In die Sichtung von "Checker Tobi - Der Krebs-Check" (Kika/BR) ging ein Jury-Mitglied mit dem Vorsatz: "Ich war fest entschlossen, es nicht zu mögen." Am Ende mochten alle die Folge sehr. Checker Tobi alias Tobias Krell ist eben ein Profi in der Vermittlung von schweren Themen. Wie bereits im 2017 nominierten "Leben- und Sterben-Check" gelingt ihm auch hier der Wechsel zwischen Hirn und Herz, zwischen Leichtigkeit und Tiefe vorzüglich, sogar mit noch etwas mehr Feingefühl.

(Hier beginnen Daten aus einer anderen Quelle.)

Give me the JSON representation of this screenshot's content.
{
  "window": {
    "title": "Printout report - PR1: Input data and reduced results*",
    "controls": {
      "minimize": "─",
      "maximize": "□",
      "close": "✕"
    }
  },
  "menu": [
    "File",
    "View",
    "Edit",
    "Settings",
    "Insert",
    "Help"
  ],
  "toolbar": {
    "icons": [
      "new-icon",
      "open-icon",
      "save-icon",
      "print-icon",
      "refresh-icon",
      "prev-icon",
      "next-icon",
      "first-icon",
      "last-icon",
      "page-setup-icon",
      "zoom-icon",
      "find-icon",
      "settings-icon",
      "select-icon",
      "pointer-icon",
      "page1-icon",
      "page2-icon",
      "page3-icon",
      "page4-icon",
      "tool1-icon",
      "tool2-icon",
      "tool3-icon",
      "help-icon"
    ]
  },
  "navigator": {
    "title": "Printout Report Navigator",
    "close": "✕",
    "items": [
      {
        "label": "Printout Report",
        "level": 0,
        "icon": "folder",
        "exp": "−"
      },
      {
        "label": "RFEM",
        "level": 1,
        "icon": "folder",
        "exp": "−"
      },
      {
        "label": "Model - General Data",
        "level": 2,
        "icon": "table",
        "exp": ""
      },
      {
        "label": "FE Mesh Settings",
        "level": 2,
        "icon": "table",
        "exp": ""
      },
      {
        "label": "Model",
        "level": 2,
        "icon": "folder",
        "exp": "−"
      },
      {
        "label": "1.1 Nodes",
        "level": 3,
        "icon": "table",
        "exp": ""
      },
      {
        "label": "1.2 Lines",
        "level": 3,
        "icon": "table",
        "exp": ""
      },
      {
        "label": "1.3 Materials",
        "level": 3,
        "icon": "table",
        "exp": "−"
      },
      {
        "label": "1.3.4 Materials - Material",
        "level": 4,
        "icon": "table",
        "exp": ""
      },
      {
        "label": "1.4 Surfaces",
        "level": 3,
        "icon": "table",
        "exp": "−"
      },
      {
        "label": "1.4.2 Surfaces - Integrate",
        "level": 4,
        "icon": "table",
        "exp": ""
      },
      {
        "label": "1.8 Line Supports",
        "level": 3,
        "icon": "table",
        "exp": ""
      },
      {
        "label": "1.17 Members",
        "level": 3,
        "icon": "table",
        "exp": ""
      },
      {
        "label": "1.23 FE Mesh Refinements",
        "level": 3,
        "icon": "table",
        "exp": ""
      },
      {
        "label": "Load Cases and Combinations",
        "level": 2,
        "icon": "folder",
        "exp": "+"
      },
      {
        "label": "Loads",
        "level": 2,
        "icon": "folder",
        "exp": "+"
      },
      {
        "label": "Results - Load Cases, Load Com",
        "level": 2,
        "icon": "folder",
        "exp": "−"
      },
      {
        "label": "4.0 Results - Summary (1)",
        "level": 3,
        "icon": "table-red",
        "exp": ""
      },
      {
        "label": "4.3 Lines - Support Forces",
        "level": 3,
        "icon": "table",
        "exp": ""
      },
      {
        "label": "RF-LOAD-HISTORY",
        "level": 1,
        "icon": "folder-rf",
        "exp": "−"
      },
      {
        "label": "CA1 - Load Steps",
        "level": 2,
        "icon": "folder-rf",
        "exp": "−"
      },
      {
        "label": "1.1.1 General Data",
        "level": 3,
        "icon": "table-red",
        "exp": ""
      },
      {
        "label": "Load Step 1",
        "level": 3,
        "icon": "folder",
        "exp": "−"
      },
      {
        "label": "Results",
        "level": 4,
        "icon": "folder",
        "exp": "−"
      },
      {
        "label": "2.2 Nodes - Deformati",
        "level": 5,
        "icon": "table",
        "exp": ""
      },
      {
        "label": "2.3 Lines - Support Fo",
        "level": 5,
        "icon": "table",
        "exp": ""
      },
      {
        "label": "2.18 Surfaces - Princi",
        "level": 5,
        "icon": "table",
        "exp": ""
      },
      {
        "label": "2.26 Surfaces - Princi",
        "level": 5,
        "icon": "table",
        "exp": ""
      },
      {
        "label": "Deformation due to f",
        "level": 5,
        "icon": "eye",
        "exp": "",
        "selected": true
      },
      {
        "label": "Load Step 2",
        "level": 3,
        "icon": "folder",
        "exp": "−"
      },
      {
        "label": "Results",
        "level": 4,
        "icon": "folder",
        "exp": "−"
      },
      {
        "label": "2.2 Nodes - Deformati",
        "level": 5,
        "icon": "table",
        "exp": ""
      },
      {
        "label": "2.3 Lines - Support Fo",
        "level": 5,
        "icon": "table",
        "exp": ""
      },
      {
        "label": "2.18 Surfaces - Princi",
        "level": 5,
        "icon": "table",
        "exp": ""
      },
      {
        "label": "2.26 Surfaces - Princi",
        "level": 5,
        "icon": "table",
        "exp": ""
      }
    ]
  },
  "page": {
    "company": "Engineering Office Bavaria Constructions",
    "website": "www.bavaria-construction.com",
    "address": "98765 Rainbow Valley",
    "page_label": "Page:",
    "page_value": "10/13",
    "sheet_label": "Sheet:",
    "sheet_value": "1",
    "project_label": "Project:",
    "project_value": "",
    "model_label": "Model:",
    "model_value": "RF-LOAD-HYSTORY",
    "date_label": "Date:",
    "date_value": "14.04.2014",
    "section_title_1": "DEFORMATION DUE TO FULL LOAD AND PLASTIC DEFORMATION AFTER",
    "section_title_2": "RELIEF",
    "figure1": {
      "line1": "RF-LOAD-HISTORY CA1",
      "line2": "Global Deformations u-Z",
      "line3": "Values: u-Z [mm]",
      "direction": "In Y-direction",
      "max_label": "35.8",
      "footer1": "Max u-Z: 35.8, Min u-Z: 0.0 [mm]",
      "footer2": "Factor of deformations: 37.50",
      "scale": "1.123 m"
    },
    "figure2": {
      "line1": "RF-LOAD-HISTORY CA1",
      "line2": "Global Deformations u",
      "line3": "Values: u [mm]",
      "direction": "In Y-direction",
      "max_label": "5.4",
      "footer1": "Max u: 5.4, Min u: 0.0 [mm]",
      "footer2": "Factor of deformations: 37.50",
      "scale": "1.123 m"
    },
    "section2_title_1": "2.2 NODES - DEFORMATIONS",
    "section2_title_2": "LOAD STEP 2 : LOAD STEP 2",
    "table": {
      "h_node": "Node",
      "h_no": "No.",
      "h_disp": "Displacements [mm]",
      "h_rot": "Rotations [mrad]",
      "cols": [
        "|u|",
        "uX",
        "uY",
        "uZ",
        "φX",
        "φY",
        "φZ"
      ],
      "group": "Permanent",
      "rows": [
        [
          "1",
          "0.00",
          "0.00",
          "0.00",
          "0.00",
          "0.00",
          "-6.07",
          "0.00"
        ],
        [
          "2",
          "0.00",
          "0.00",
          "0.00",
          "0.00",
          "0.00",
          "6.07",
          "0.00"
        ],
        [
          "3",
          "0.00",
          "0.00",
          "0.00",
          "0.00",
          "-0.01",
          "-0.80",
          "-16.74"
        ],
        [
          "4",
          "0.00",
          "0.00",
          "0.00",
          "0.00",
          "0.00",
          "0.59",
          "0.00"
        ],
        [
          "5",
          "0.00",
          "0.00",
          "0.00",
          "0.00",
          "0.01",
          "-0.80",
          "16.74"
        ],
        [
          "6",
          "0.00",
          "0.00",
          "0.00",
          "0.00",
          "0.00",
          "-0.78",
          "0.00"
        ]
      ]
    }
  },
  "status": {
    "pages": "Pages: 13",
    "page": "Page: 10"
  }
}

Bei aller Grausamkeit der Krankheit schafft er es, Hoffnung zu verbreiten, ohne den Krebs zu verharmlosen. Ob Tobi aber den Krebs erklärt oder Bäcker werden will: Er bedient sich dabei seit Beginn der Reihe, also inzwischen seit mehr als zehn Jahren, stets aus demselben, bewährten Baukasten.
Die audiovisuelle Weiterentwicklung, die wir uns für "Checker Tobi" gewünscht hätten, wurde bei "Mein Traum, meine Geschichte" (Kika/SWR) dagegen übererfüllt. Die neue, internationale Koproduktion, die in jeder der acht bisher ausgestrahlten Folgen eine berühmte Persönlichkeit der Weltgeschichte porträtiert (Jane Goodall, Willy Brandt, Margarete Steiff und andere), arbeitet sich mit Reenactments, Animationen, dokumentarischem Material und Musik durch die jeweilige Biografie. Der betriebene Aufwand ist enorm.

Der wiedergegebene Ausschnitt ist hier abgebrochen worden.